Horse Aid operates largely on grants, donations, and community support, and everyone involved is effectively volunteering time and expertise. The question of why early intervention is not systematically funded remains open. 

Leadership in the sand 

For Scott, service did not end when he left the police; it simply changed shape. 

Each morning, he rides his own horse before beginning work. That discipline and passion anchored him during his career, and he believes strongly that anyone working in high-pressure service roles needs something beyond the job itself that provides identity and fuels passion.  

In the arena, he often talks about leadership. Not the kind defined by rank, but the kind that steady horses recognise as strong, fair, and consistent. Participants discover that they can still lead, guide others, and build trust. 

The horses, many of which might otherwise have uncertain futures, also find a second purpose. Their racing careers may be over, but their sensitivity becomes an asset, and their past training becomes the foundation for new work. 

Heroes and horses meet in that shared transition: both have been trained for intense service; both carry history in their bodies; and both need space to redefine what comes next. 

Second chances, side by side 

Horse Aid now aims to run multiple residentials and one-day programs each year, with capacity to reach close to a hundred participants annually if funding allows. It’s a small number compared to the scale of need and is life-changing for those who attend. 

The impact is visible in quiet ways.

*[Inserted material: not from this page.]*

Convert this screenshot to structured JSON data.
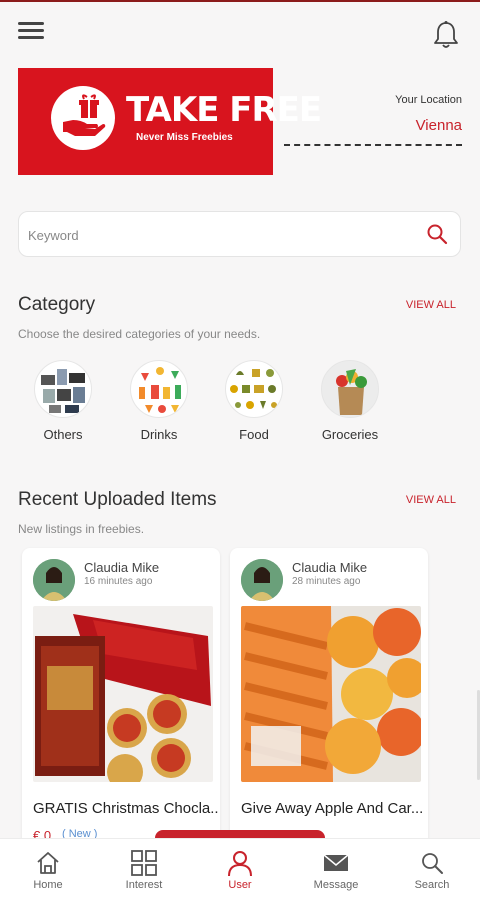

In a man who leaves the arena smiling because he has finally recognised a pattern that has shaped his life. In an individual who rediscovers reading. In volunteers who return, not because they have to, but because the sense of purpose remains. 

Horse Aid exists because Scott saw a gap and chose to act. It continues because Anna and a small community believe that healing can happen in places that look different from hospital wards and consulting rooms. There are alternative ways to heal. 

Sometimes they begin with a lead rope, a steady breath, and a horse who tells the truth without saying a word.